The film reveals that Bowie only discovered his cancer was terminal three months before he died, while he was in the process of filming the “Lazarus” music video. The video, which features Bowie singing lines like “Look up here, I’m in heaven” from a hospital bed, is often seen as proof that Bowie knew he was on his deathbed. But Johan Renck, who directed the video, says that he came up with the concept a week before the prognosis. “I immediately said ‘the song is called ‘Lazarus,’ you should be in the bed,'” Renck says. “To me it had to do with the biblical aspect of it…it had nothing to do with him being ill.”

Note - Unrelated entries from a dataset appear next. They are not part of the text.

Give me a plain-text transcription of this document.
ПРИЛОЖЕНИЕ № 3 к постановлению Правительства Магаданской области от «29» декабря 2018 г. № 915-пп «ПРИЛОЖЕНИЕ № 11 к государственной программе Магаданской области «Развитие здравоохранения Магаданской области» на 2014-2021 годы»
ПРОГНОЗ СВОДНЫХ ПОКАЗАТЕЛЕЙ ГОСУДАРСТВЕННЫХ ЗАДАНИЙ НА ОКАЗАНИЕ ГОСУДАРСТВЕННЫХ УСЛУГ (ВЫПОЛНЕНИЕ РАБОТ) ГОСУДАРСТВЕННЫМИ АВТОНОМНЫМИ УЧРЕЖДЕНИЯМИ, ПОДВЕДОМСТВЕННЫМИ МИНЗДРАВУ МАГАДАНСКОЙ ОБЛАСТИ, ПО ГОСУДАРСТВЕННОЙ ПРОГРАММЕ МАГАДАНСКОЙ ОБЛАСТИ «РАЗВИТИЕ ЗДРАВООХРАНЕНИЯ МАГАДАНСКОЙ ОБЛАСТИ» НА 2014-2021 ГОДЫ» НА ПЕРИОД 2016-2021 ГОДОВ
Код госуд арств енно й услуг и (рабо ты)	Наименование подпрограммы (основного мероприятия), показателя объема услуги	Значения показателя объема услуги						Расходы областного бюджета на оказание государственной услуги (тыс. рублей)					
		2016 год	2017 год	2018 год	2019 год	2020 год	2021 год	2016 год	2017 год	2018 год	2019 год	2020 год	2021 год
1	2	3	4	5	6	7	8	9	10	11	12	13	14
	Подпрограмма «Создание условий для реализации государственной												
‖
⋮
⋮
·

David Bowie: The Last Five Years is Whately’s follow-up to his 2013 film David Bowie: Five Years, which focused on five of the singer’s most significant years between 1971 and 1983. In contrast, this new one is an in-depth look at the making of The Next Day, Blackstar, and Lazarus, Bowie’s first (and last) stage musical. “This period hadn’t been explored by anybody so it was very interesting territory,” Whately says. “In some ways he seems to have worked harder in that period than at almost any other time, except the beginning of the 1970s when he was producing Ziggy Stardust, Hunky Dory and Aladdin Sane.”